JSF: conditionally render a list item (<li>)

Question

I just inherited a project implemented in JSF. I have the following code which looks fine in Chrome, but Firefox renders the borders on the "empty" list items:

<ul>
    <li><a href="/home">Home</li>
    <li>
        <s:link view="/signup.xhtml" rendered="#{someCondition}">Sign Up</s:link>
    </li>
    <!-- etc... -->
</ul>

Which ends up looking like:

Is there a JSF tag to conditionally render the <li> ?

Answer 1

If you do it as in @CoolBeans example, you will get a <span> around your <li>. In some cases it might disrupt your layout, besides you don't really want an extra tag under <ul>. To get rid of it, use <ui:fragment rendered="#{condition}" /> around your item instead of <h:panelGroup>.

Also you can use style attribute to hide an item:

<li style="display: #{condition ? 'list-item' : 'none'};" />

Answer 2

No li is vanilla html, not a jsf component.

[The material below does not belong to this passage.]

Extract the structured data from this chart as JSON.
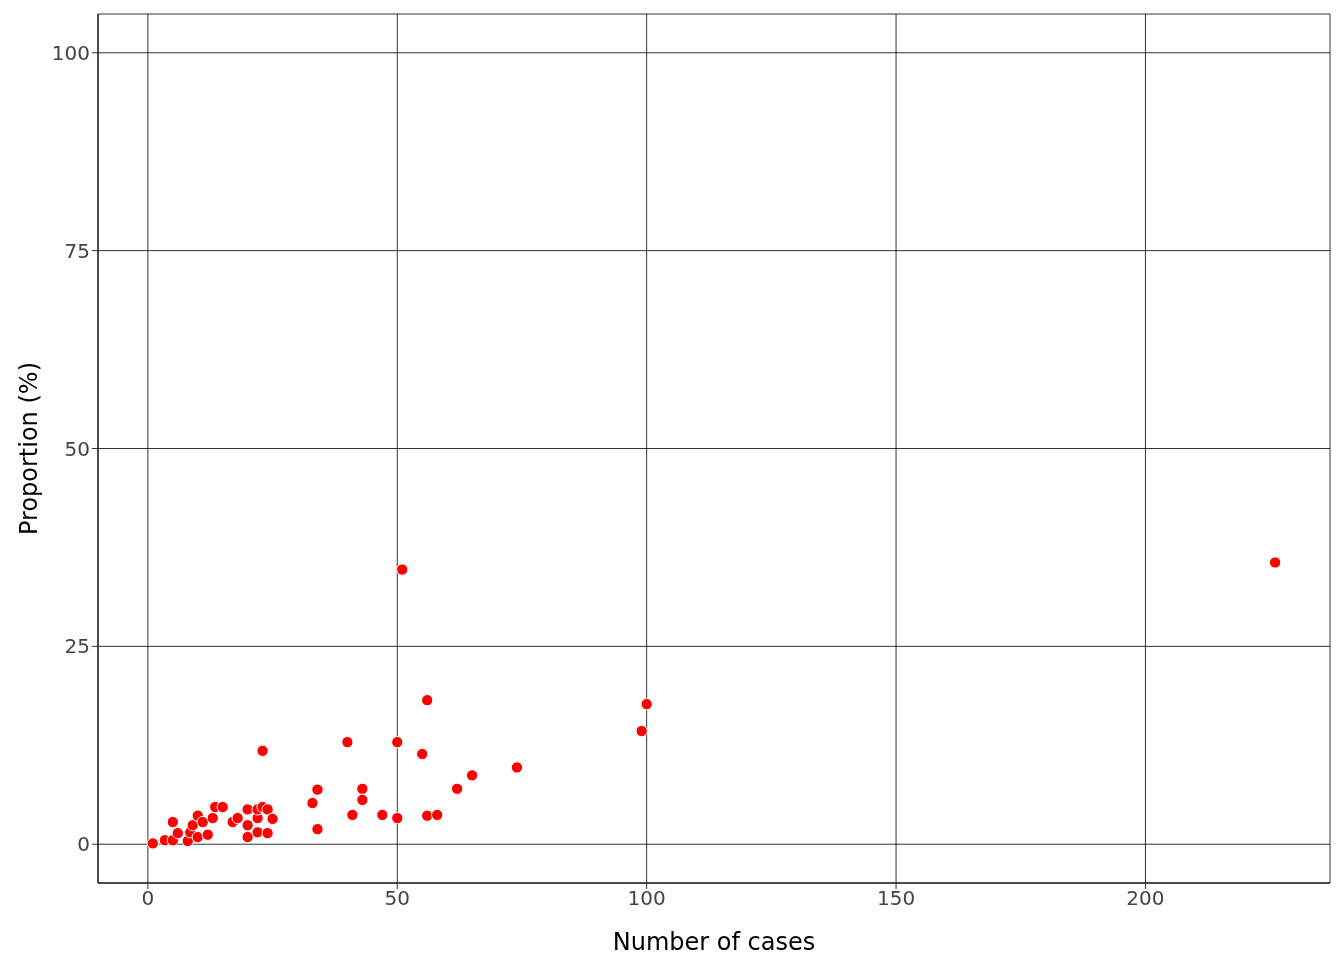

You can hack it by putting a <h:panelGroup /> around the li element and setting the rendered property on it.

ie.

 <h:panelGroup rendered="#{someCondition}">
   <li>
      <s:link view="/signup.xhtml">Sign Up</s:link>
   </li>
 </h:panelGroup>

Another option is to use <f:verbatim rendered="#{someCondition}" >, but keep in mind that it has been deprecated in JSF 2.0.

Answer 3

You could also use the core JSTL library:

<c:if test="#{someCondition}">
    <li>
        <s:link view="/signup.xhtml">Sign Up</s:link>
    </li>
</c:if>

I think using this core tag makes the code easier to understand than using the panelGroup tag.